Rhein, Rhin, Rijn, Waal    
Par Thierry Girard    

Un voyage le long du Rhin depuis sa source jusqu'à son embouchure.
A journey along the Rhine River from the source to the mouth.

Il s’est construit autour du Rhin une image de l’espace romantique par excellence, l’image du fleuve aimé des écrivains, poètes et philosophes, des peintres, des dessinateurs et des voyageurs.

Le Rhin, notamment dans sa partie autrefois périlleuse de la trouée héroïque, incarne encore plus que le Danube la tradition romantique du paysage avec l’exaltation du Sentiment de la Nature et de la quête du  Sublime. Mais aujourd’hui, il est difficile pour qui voyage le long de ses rives, même en ses parties les plus pittoresques, de retrouver cet esprit romantique. Le Rhin a subi rudement les assauts de la modernité : urbanisation, industrialisation, et surtout ces travaux successifs de régulation qui ont fait du fleuve une sorte d’autoroute à péniches, mais qui aussi en ont supprimé les dangers, les caprices extrêmes et les rives incertaines, avec les légendes qu’ils engendraient.

Ce travail est en quelque sorte une confrontation entre la réalité contemporaine du paysage et ses images perdues, subliminales : celles du fleuve légendaire, berceau de mythes et d’épopées ; celles du fleuve tragique et romantique; celles du fleuve industriel qui, rétrospectivement, peut susciter quelques nostalgies esthétiques; celles même du fleuve pittoresque et amène d’un August Sander. Dans cette  réinterprétation du paysage rhénan, il y a malgré tout, ne serait-ce que par la récurrence de certains choix esthétiques, des convergences, des rappels, des résistances qui créent des continuités avec l’histoire de la représentation du Rhin. Il y eut notamment à la fin du voyage, lorsque le paysage s’adoucit et s’aplatit sous l’étrange lumière brouillée de l’été, ce moment où le ciel, le fleuve et ses rives ne se heurtent plus mais fusionnent. On comprend alors la manière dont les peintres hollandais ont traité la question de la lumière qui modèle, façonne, construit ou dissout le paysage.
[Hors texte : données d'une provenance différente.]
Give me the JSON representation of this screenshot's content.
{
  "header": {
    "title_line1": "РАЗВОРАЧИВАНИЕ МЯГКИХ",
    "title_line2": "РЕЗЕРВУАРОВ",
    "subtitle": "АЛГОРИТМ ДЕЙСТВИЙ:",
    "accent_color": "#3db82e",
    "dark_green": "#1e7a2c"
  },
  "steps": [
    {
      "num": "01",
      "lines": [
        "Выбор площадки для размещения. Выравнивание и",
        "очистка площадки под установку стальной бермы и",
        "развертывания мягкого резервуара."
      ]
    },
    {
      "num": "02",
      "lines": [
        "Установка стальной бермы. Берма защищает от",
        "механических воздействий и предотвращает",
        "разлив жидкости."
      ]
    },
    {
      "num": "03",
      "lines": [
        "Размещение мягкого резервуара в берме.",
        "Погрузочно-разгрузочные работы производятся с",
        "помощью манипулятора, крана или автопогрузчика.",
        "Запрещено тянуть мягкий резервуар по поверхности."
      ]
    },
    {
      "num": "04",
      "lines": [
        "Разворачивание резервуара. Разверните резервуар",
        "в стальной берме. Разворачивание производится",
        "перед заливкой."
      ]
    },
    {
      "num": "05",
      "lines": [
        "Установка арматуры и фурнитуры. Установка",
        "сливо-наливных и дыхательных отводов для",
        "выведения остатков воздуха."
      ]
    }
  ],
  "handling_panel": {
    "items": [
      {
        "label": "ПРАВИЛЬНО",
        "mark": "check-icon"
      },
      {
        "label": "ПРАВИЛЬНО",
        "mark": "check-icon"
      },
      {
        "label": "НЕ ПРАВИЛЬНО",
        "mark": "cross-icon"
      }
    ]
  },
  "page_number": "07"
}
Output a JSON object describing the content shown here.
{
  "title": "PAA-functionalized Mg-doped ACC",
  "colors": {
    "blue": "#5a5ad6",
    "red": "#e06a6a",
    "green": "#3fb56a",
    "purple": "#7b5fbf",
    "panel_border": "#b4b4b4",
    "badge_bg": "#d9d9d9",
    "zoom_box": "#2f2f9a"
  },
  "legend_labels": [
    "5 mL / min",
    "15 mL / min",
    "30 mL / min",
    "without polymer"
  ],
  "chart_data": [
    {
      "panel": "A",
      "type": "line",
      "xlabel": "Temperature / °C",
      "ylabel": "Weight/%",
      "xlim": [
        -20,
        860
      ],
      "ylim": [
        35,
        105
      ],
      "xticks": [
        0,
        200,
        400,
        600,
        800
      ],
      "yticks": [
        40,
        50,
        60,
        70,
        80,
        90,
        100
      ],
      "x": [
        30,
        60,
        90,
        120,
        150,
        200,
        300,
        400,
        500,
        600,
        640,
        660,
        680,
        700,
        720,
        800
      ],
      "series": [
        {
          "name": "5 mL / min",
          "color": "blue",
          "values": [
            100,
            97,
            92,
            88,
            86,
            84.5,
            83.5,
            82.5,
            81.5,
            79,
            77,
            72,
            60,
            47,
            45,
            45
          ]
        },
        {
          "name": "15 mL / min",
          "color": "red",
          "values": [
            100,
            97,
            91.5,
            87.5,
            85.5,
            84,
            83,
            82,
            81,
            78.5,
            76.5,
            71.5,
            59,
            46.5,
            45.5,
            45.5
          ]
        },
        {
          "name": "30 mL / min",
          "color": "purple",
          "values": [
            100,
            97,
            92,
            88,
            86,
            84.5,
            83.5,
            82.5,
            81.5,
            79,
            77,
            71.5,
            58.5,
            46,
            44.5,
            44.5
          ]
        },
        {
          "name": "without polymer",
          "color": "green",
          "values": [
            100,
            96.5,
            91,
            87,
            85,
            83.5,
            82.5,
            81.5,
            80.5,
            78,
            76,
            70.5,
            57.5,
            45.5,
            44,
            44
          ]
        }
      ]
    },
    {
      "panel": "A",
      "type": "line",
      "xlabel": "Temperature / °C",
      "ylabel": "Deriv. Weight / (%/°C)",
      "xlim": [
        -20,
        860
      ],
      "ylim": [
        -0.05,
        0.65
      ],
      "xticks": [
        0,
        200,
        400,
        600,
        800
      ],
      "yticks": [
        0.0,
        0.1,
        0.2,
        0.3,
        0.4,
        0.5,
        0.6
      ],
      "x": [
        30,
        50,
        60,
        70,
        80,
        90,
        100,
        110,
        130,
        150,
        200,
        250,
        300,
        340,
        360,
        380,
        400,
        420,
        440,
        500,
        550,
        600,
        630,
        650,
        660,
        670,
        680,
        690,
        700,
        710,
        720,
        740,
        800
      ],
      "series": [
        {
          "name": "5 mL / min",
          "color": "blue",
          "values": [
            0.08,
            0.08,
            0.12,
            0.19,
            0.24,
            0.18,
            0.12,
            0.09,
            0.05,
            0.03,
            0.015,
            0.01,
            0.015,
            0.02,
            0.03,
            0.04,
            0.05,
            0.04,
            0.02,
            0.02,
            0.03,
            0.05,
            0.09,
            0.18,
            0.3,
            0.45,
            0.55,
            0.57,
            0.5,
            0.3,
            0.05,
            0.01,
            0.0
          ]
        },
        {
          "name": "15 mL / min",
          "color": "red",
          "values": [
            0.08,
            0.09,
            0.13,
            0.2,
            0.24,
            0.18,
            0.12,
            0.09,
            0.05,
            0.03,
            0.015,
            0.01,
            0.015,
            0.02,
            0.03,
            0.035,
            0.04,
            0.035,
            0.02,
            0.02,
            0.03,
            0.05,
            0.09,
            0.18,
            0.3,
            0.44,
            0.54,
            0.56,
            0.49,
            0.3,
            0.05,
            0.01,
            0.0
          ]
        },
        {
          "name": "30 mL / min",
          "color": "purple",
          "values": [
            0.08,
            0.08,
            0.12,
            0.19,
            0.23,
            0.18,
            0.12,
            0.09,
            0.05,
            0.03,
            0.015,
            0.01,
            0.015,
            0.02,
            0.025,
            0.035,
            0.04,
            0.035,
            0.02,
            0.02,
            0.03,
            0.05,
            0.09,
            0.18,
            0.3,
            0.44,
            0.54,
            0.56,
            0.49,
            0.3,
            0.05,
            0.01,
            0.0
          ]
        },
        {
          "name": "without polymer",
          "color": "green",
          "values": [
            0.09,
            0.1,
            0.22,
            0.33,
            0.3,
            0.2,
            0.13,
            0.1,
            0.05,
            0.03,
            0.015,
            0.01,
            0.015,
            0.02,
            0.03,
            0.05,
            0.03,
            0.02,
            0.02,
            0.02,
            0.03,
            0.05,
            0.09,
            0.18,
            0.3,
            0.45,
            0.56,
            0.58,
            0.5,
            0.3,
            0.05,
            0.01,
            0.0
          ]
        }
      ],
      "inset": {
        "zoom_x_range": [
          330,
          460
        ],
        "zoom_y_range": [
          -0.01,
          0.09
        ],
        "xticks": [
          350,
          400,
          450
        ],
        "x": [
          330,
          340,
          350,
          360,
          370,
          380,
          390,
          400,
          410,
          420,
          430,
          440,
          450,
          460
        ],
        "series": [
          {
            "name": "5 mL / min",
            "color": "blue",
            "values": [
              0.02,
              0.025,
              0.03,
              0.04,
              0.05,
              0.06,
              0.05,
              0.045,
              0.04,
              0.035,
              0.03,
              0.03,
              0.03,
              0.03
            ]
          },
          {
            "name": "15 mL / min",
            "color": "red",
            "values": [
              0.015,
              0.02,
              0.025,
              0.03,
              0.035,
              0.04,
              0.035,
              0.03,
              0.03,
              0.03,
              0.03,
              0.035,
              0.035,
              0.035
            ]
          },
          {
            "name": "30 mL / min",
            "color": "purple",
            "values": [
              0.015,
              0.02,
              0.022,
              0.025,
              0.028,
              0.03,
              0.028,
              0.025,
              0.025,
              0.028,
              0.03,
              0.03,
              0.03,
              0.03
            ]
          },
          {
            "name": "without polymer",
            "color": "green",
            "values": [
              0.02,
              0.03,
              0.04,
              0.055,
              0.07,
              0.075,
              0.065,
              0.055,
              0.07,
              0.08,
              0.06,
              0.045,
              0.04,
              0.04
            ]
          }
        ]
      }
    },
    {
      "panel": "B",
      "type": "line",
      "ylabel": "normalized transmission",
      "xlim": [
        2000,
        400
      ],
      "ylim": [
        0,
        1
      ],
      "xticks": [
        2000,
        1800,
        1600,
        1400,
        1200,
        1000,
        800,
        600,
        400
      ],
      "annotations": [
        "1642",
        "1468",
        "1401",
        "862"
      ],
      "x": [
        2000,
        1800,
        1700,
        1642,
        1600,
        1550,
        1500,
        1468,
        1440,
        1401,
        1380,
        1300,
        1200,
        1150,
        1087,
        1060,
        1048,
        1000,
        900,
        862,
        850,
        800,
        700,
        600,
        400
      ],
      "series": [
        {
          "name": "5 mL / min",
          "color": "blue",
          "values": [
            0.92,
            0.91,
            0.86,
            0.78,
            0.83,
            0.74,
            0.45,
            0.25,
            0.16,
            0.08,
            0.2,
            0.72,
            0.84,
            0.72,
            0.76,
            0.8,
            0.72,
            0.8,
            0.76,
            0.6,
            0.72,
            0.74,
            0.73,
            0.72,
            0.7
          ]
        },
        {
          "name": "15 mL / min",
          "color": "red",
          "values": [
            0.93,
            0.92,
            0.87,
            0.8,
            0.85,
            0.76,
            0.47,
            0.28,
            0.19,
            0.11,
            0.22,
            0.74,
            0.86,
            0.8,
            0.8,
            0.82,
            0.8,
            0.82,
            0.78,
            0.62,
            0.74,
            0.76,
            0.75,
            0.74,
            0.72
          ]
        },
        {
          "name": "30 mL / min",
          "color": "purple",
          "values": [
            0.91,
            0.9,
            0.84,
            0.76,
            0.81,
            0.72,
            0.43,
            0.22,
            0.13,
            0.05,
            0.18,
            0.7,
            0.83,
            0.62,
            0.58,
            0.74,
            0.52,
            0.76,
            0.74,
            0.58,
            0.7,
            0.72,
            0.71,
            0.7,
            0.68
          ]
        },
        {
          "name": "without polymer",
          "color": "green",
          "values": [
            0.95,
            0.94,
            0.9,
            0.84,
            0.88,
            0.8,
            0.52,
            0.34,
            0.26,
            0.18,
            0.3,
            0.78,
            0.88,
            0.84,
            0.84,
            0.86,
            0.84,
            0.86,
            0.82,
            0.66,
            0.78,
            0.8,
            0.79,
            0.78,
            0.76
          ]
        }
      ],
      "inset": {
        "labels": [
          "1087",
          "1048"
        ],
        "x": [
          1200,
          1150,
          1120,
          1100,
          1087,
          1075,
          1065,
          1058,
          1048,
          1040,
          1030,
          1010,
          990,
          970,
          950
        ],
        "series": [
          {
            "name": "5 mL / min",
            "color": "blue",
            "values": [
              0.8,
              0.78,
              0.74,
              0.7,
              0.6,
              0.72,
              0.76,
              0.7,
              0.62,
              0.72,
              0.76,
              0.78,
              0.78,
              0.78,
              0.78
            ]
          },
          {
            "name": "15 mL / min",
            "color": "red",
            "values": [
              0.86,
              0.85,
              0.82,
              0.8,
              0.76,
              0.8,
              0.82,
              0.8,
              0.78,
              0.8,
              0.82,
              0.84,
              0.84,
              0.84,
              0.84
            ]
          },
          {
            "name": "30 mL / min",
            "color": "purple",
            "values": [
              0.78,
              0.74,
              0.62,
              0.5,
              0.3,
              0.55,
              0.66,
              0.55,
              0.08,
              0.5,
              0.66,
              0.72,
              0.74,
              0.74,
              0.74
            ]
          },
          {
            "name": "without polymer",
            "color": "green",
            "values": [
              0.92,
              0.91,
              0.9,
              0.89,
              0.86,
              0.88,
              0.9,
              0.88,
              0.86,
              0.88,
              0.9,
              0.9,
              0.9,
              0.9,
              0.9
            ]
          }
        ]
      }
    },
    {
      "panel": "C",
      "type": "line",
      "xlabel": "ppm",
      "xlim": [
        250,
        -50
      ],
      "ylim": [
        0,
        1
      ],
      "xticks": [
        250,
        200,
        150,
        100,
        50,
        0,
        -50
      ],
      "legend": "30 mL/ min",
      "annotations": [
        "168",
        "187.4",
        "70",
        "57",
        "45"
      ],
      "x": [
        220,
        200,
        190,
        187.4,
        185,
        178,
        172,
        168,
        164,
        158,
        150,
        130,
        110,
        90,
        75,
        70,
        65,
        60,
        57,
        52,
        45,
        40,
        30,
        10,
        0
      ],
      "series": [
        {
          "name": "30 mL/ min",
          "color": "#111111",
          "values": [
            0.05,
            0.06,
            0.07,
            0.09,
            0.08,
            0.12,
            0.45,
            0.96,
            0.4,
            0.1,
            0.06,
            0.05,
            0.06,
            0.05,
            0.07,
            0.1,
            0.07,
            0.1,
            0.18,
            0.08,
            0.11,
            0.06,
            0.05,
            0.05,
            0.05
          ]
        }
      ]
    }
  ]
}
Tout nouveau regard est une réinvention du paysage et il s’avère que les images d’aujourd’hui peuvent aussi remplacer les images perdues, tel un palimpseste où la dernière écriture recouvre les plus anciennes tout en se nourrissant de leurs effacements successifs.

Étrangement, à quelques exceptions près —ainsi en amont de Bâle lorsque le fleuve est encore “ authentique” —, les lieux d’un regard contemporain s’avèrent finalement très distincts des lieux historiques de la représentation rhénane, souvent mités par un environnement touristique qui les rend tristement prosaïques.

Le fleuve change de forme et d’histoire, le regard se déplace, et de fait, malgré les blessures et les disparités, la magie continue, en quelque sorte. La lumière vive s’étend sur un fleuve pacifié et le Rhin ainsi revisité  conserve son étrangeté, sa beauté et son imago, c’est-à-dire sa capacité à engendrer des images.

© Thierry Girard, 2000.

Ce voyage le long du Rhin, de la source jusqu’à l’embouchure, a été accompli entre novembre 1998 et février 2000.